Изменить стиль страницы

Дорошу было немного неудобно: сам сидел на фуре и курил, в то время как остальные разведчики плелись позади. Они сделали сегодня километров на семь больше, чем он, да еще в мокрой одежде. Но показалось бы подозрительным, если бы немецкий офицер уступил место солдату. Знал, что ребята правильно понимают его, но все же, когда фура, проехав километра три, достигла перелеска, облегченно вздохнул и поблагодарил ефрейтора.

— Нам туда, — кивнул на поле, за которым виднелось несколько домов, и, переждав немного, повернул в противоположную сторону, к лесу.

Они передали свое третье донесение около шести утра, когда уже совсем рассвело.

Ребята падали от усталости, да и Дорош, которому удалось немножко передохнуть, чувствовал, как ноги наливаются свинцом.
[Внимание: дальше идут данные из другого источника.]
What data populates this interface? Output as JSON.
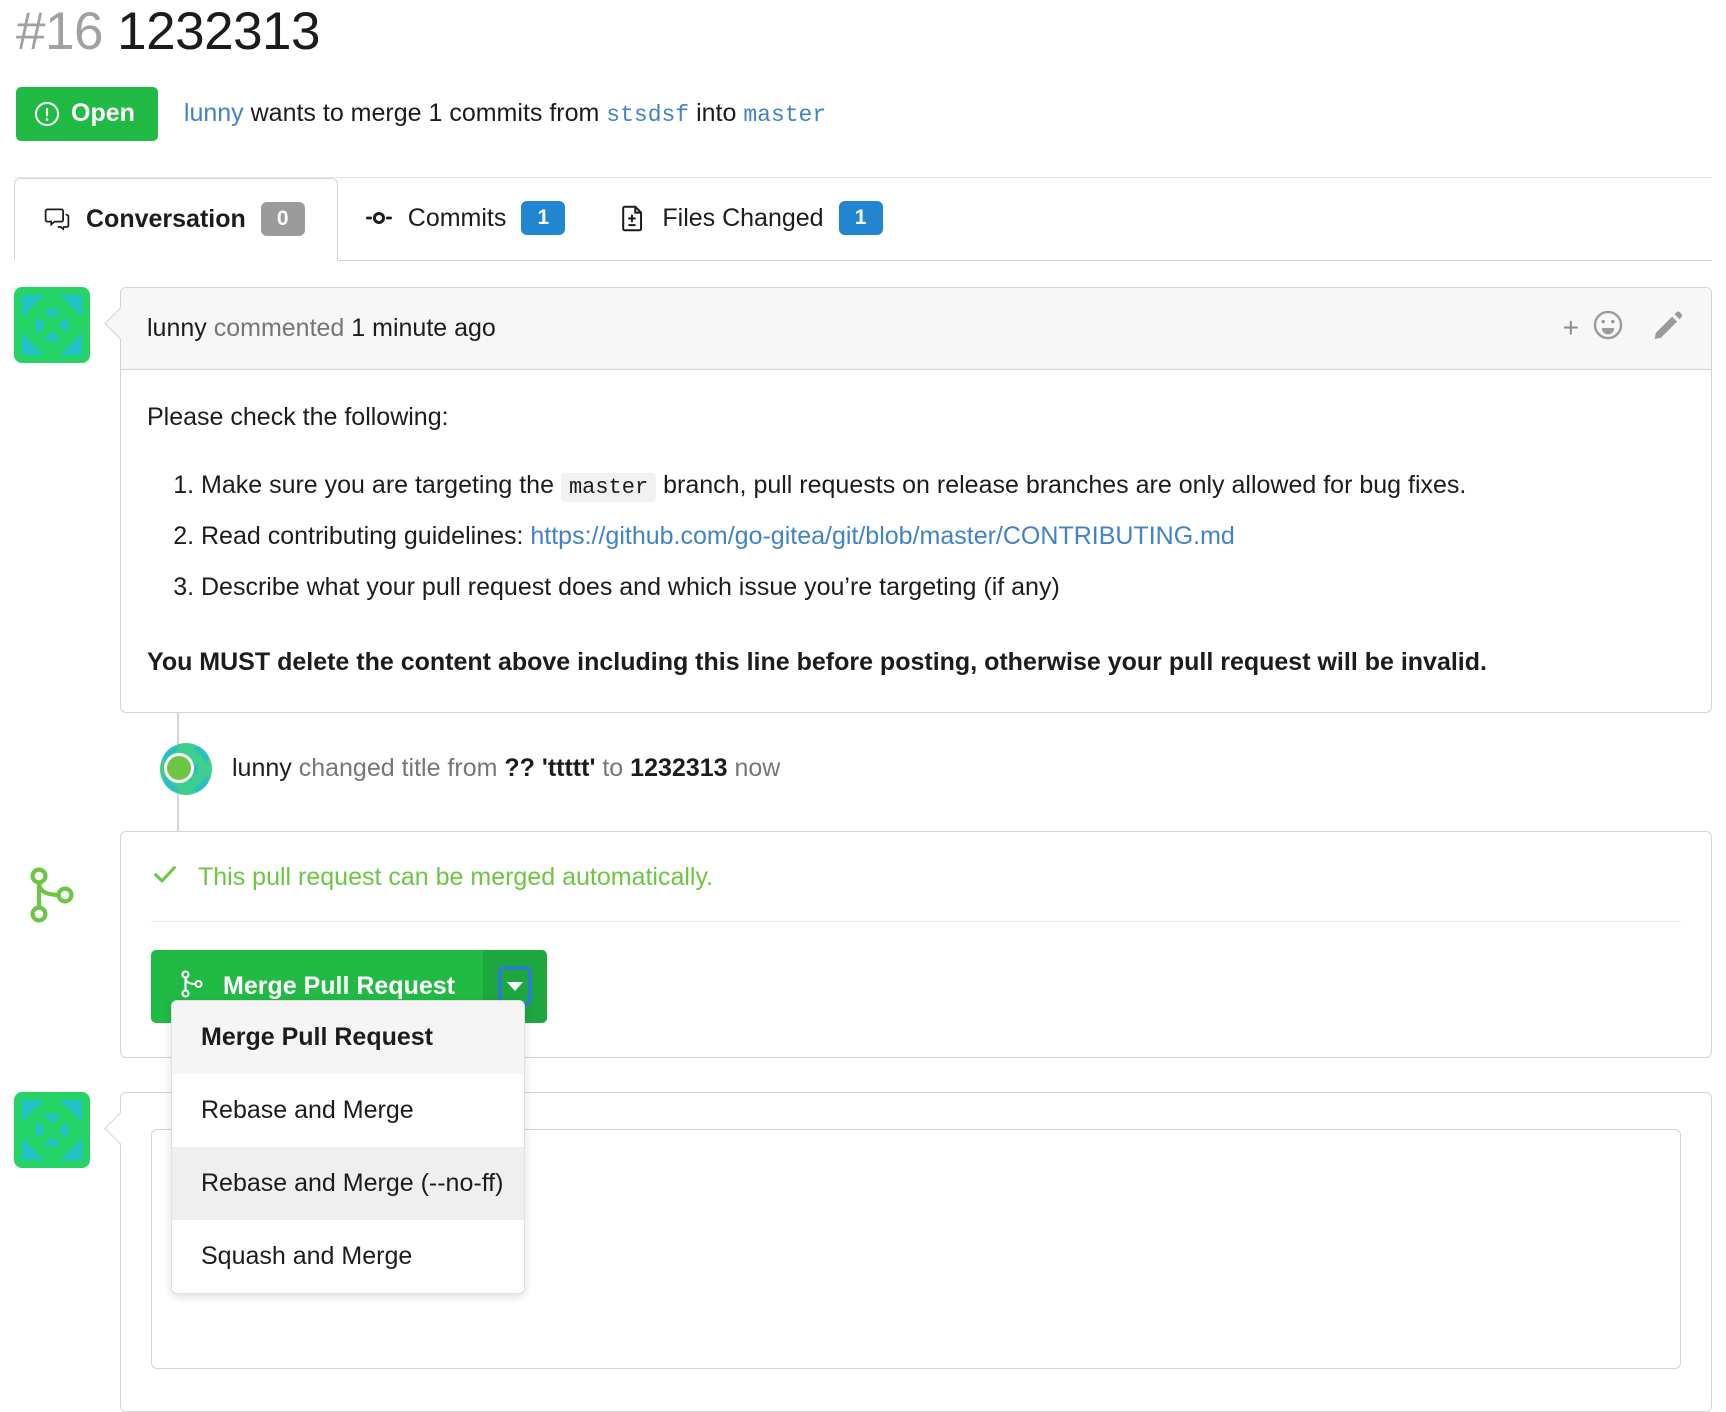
{
  "header": {
    "index": "#16",
    "title": "1232313",
    "state_label": "Open",
    "state_color": "#21ba45",
    "meta": {
      "author": "lunny",
      "action": "wants to merge 1 commits from",
      "head_branch": "stsdsf",
      "into": "into",
      "base_branch": "master"
    }
  },
  "tabs": [
    {
      "label": "Conversation",
      "count": "0",
      "icon": "comment-icon",
      "badge_color": "grey",
      "active": true
    },
    {
      "label": "Commits",
      "count": "1",
      "icon": "commit-icon",
      "badge_color": "blue",
      "active": false
    },
    {
      "label": "Files Changed",
      "count": "1",
      "icon": "file-diff-icon",
      "badge_color": "blue",
      "active": false
    }
  ],
  "comment": {
    "author": "lunny",
    "action": "commented",
    "time": "1 minute ago",
    "add_reaction_label": "+",
    "intro": "Please check the following:",
    "items": [
      {
        "before": "Make sure you are targeting the",
        "code": "master",
        "after": "branch, pull requests on release branches are only allowed for bug fixes."
      },
      {
        "before": "Read contributing guidelines:",
        "link": "https://github.com/go-gitea/git/blob/master/CONTRIBUTING.md",
        "after": ""
      },
      {
        "before": "Describe what your pull request does and which issue you’re targeting (if any)",
        "after": ""
      }
    ],
    "warning": "You MUST delete the content above including this line before posting, otherwise your pull request will be invalid."
  },
  "event": {
    "author": "lunny",
    "action": "changed title from",
    "old_title_prefix": "??",
    "old_title": "'ttttt'",
    "to": "to",
    "new_title": "1232313",
    "time": "now"
  },
  "merge": {
    "status_text": "This pull request can be merged automatically.",
    "status_color": "#6cc644",
    "button_label": "Merge Pull Request",
    "dropdown_options": [
      {
        "label": "Merge Pull Request",
        "selected": true,
        "hover": false
      },
      {
        "label": "Rebase and Merge",
        "selected": false,
        "hover": false
      },
      {
        "label": "Rebase and Merge (--no-ff)",
        "selected": false,
        "hover": true
      },
      {
        "label": "Squash and Merge",
        "selected": false,
        "hover": false
      }
    ]
  }
}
Сперва думали отыскать какой–нибудь поросший кустарником овраг и отдохнуть там, но набрели на копенку сена и полуразвалившийся шалаш рядом с ней: видно, лесник накосил в прошлом году, но что–то случилось — так и не вывез.

Разведчики набросали сена в шалаш, и Дорош приказал всем спать, а сам первым остался на страже.

Попеременно сменяясь, они проспали до трех часов дня. Пообедали консервами и двинулись дальше на запад.

Разведчики теперь не спешили так, как ночью: шли осторожно, останавливаясь перед полянами и прислушиваясь. Когда достигли опушки, посоветовались и решили идти вдоль леса, взбегавшего здесь на пригорок и пересекавшего неширокой полосой засеянные поля.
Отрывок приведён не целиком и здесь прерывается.